Search code examples
pythonalgorithmrandom

Generating unique random numbers from non-unique random numbers


The following function converts a list of non-unique random numbers into a list of unique random numbers using a helper list of sequential integers:

def get_d(rlist):
    # t[] is a list of ints 0..n-1 where n is big
    # enough not to cause issues when deleting items
    t  = list(range( len(rlist) + max(rlist) ))
    d  = []            # the output list we will populate
    for r in rlist:
        d.append(t[r]) # add r'th remaining item in t[] to d[]
        t.pop(r)       # delete that item from t[]
    return d

e.g.
get_d([3, 2, 3, 1, 5]) = [3, 2, 5, 1, 9]

The reason for favouring this way of doing things is personal preference. It strikes me as a very natural ordering and it seems like one of the most obvious ways of converting a list of integers into another while guaranteeing uniqueness.

I want to remove the dependance on the temporary list so that very large items can be accomodated without resorting to a very large list.
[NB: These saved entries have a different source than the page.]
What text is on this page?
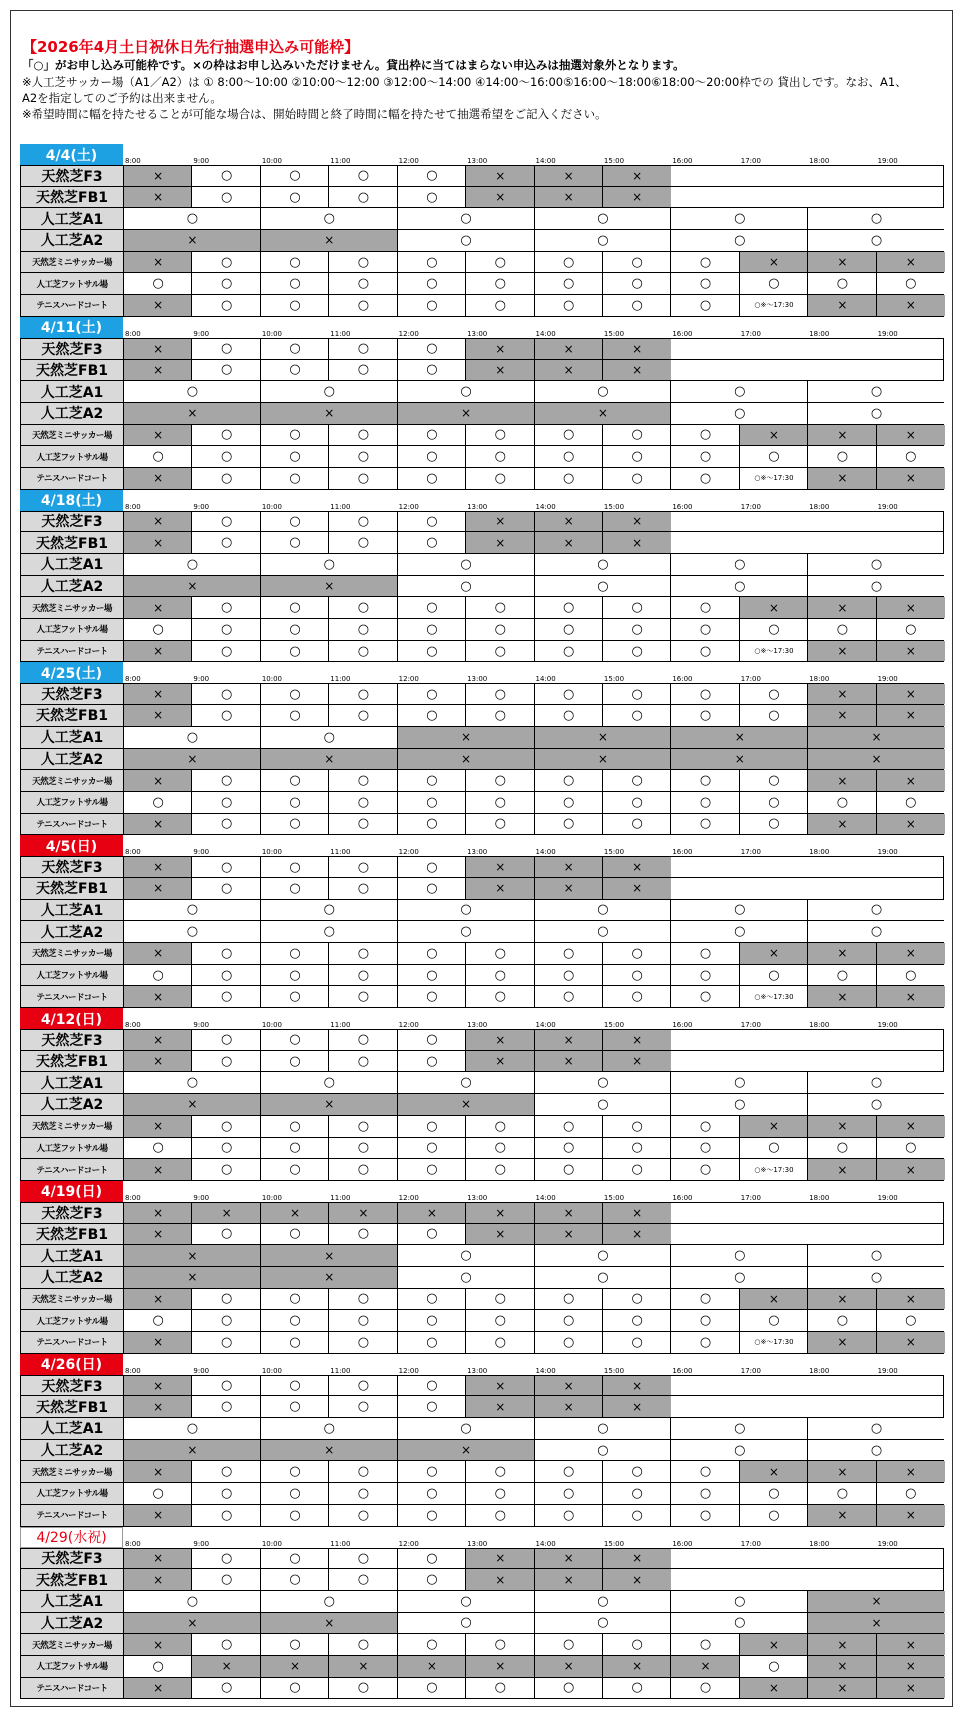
【2026年4月土日祝休日先行抽選申込み可能枠】
「○」がお申し込み可能枠です。×の枠はお申し込みいただけません。貸出枠に当てはまらない申込みは抽選対象外となります。
※人工芝サッカー場（A1／A2）は ① 8:00～10:00 ②10:00～12:00 ③12:00～14:00 ④14:00～16:00⑤16:00～18:00⑥18:00～20:00枠での 貸出しです。なお、A1、
A2を指定してのご予約は出来ません。
※希望時間に幅を持たせることが可能な場合は、開始時間と終了時間に幅を持たせて抽選希望をご記入ください。
4/4(土)	8:00	9:00	10:00	11:00	12:00	13:00	14:00	15:00	16:00	17:00	18:00	19:00
天然芝F3	×	○	○	○	○	×	×	×
天然芝FB1	×	○	○	○	○	×	×	×
人工芝A1	○	○	○	○	○	○
人工芝A2	×	×	○	○	○	○
天然芝ミニサッカー場	×	○	○	○	○	○	○	○	○	×	×	×
人工芝フットサル場	○	○	○	○	○	○	○	○	○	○	○	○
テニスハードコート	×	○	○	○	○	○	○	○	○	○※～17:30	×	×
4/11(土)	8:00	9:00	10:00	11:00	12:00	13:00	14:00	15:00	16:00	17:00	18:00	19:00
天然芝F3	×	○	○	○	○	×	×	×
天然芝FB1	×	○	○	○	○	×	×	×
人工芝A1	○	○	○	○	○	○
人工芝A2	×	×	×	×	○	○
天然芝ミニサッカー場	×	○	○	○	○	○	○	○	○	×	×	×
人工芝フットサル場	○	○	○	○	○	○	○	○	○	○	○	○
テニスハードコート	×	○	○	○	○	○	○	○	○	○※～17:30	×	×
4/18(土)	8:00	9:00	10:00	11:00	12:00	13:00	14:00	15:00	16:00	17:00	18:00	19:00
天然芝F3	×	○	○	○	○	×	×	×
天然芝FB1	×	○	○	○	○	×	×	×
人工芝A1	○	○	○	○	○	○
人工芝A2	×	×	○	○	○	○
天然芝ミニサッカー場	×	○	○	○	○	○	○	○	○	×	×	×
人工芝フットサル場	○	○	○	○	○	○	○	○	○	○	○	○
テニスハードコート	×	○	○	○	○	○	○	○	○	○※～17:30	×	×
4/25(土)	8:00	9:00	10:00	11:00	12:00	13:00	14:00	15:00	16:00	17:00	18:00	19:00
天然芝F3	×	○	○	○	○	○	○	○	○	○	×	×
天然芝FB1	×	○	○	○	○	○	○	○	○	○	×	×
人工芝A1	○	○	×	×	×	×
人工芝A2	×	×	×	×	×	×
天然芝ミニサッカー場	×	○	○	○	○	○	○	○	○	○	×	×
人工芝フットサル場	○	○	○	○	○	○	○	○	○	○	○	○
テニスハードコート	×	○	○	○	○	○	○	○	○	○	×	×
4/5(日)	8:00	9:00	10:00	11:00	12:00	13:00	14:00	15:00	16:00	17:00	18:00	19:00
天然芝F3	×	○	○	○	○	×	×	×
天然芝FB1	×	○	○	○	○	×	×	×
人工芝A1	○	○	○	○	○	○
人工芝A2	○	○	○	○	○	○
天然芝ミニサッカー場	×	○	○	○	○	○	○	○	○	×	×	×
人工芝フットサル場	○	○	○	○	○	○	○	○	○	○	○	○
テニスハードコート	×	○	○	○	○	○	○	○	○	○※～17:30	×	×
4/12(日)	8:00	9:00	10:00	11:00	12:00	13:00	14:00	15:00	16:00	17:00	18:00	19:00
天然芝F3	×	○	○	○	○	×	×	×
天然芝FB1	×	○	○	○	○	×	×	×
人工芝A1	○	○	○	○	○	○
人工芝A2	×	×	×	○	○	○
天然芝ミニサッカー場	×	○	○	○	○	○	○	○	○	×	×	×
人工芝フットサル場	○	○	○	○	○	○	○	○	○	○	○	○
テニスハードコート	×	○	○	○	○	○	○	○	○	○※～17:30	×	×
4/19(日)	8:00	9:00	10:00	11:00	12:00	13:00	14:00	15:00	16:00	17:00	18:00	19:00
天然芝F3	×	×	×	×	×	×	×	×
天然芝FB1	×	○	○	○	○	×	×	×
人工芝A1	×	×	○	○	○	○
人工芝A2	×	×	○	○	○	○
天然芝ミニサッカー場	×	○	○	○	○	○	○	○	○	×	×	×
人工芝フットサル場	○	○	○	○	○	○	○	○	○	○	○	○
テニスハードコート	×	○	○	○	○	○	○	○	○	○※～17:30	×	×
4/26(日)	8:00	9:00	10:00	11:00	12:00	13:00	14:00	15:00	16:00	17:00	18:00	19:00
天然芝F3	×	○	○	○	○	×	×	×
天然芝FB1	×	○	○	○	○	×	×	×
人工芝A1	○	○	○	○	○	○
人工芝A2	×	×	×	○	○	○
天然芝ミニサッカー場	×	○	○	○	○	○	○	○	○	×	×	×
人工芝フットサル場	○	○	○	○	○	○	○	○	○	○	○	○
テニスハードコート	×	○	○	○	○	○	○	○	○	○	×	×
4/29(水祝)	8:00	9:00	10:00	11:00	12:00	13:00	14:00	15:00	16:00	17:00	18:00	19:00
天然芝F3	×	○	○	○	○	×	×	×
天然芝FB1	×	○	○	○	○	×	×	×
人工芝A1	○	○	○	○	○	×
人工芝A2	×	×	○	○	○	×
天然芝ミニサッカー場	×	○	○	○	○	○	○	○	○	×	×	×
人工芝フットサル場	○	×	×	×	×	×	×	×	×	○	×	×
テニスハードコート	×	○	○	○	○	○	○	○	○	×	×	×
I'm open to other ways of ordereding the output but I'm most interested in an answer to getting the same output using a counting or other method.

This is my attempt, which has some edge case or perhaps more fundamental issues:

def get_e(r):
    e = []
    for i,t in enumerate(r):
        c = 0
        # track numbers <= the current one
        for j in range(i):
            if r[j] <= t:
                c+=1
        # track numbers <= the current one when virtual deletions are accounted for
        for j in range(i):
            if r[j] > t and r[j]-c <= t:
                c+=1
        e.append(t+c)
    return e

Here is a test:

for r in [ [3,2,3,1,5], [0,0,1,0,0]]:
    d = get_d(r)
    e = get_e(r)
    print('match:   ' if d==e else 'mismatch:', r, '  : ',  d, '  ', e)


Output: 
match:    [3, 2, 3, 1, 5]   :  [3, 2, 5, 1, 9]    [3, 2, 5, 1, 9]
mismatch: [0, 0, 1, 0, 0]   :  [0, 1, 3, 2, 4]    [0, 1, 3, 3, 4]

Solution

  • I came up with the following, which seems to do the trick, passing the test I showed above. It's much more involved than I expected and there's certainly room for optimisation.

    def splitlist(t,i):
        c = t[0]+i
        a = [t[0],c-1]
        b = [c+1, t[1]]
        if c==0:
            return [[b],c]
        if c==t[1]:
            return [[a],c]
        return [[a,b],c]
    
    def get_f(x):
        u = [[ 0, max(x) + len(x) ]]
        print(f'u: {u}')
        v = []
        for k in x:
            i = k
            for j,t in enumerate(u):
                L =  t[1]-t[0]+1 # "len(t)"
                if i < L:
                    x,y = splitlist(t,i)
                    break
                else:
                    i-=L
            v.append(y)
            del u[j]
            if len(x) > 1:
                u.insert(j, x[1])
            u.insert(j, x[0])
            print(f'{k}->{y} : {u}')
        return v
    

    The idea is to start off with something like this as input:

    x = [ 5, 8, 0, 20, 15 ]
    

    and make use of a helper list of lists, initialised as:

    u = [ [0,25] ]  
    

    then keep finding and splitting the appropriate list within u as follows:

    >>> get_f([5, 8, 0, 20, 15 ])
    u: [[0, 25]]
    5->5 : [[0, 4], [6, 25]]
    8->9 : [[0, 4], [6, 8], [10, 25]]
    0->0 : [[1, 4], [6, 8], [10, 25]]
    20->23 : [[1, 4], [6, 8], [10, 22], [24, 25]]
    15->18 : [[1, 4], [6, 8], [10, 17], [19, 22], [24, 25]]
    [5, 9, 0, 23, 18]
    

    which matches the original:

    >>> get_d([5, 8, 0, 20, 15 ])
        [5, 9, 0, 23, 18]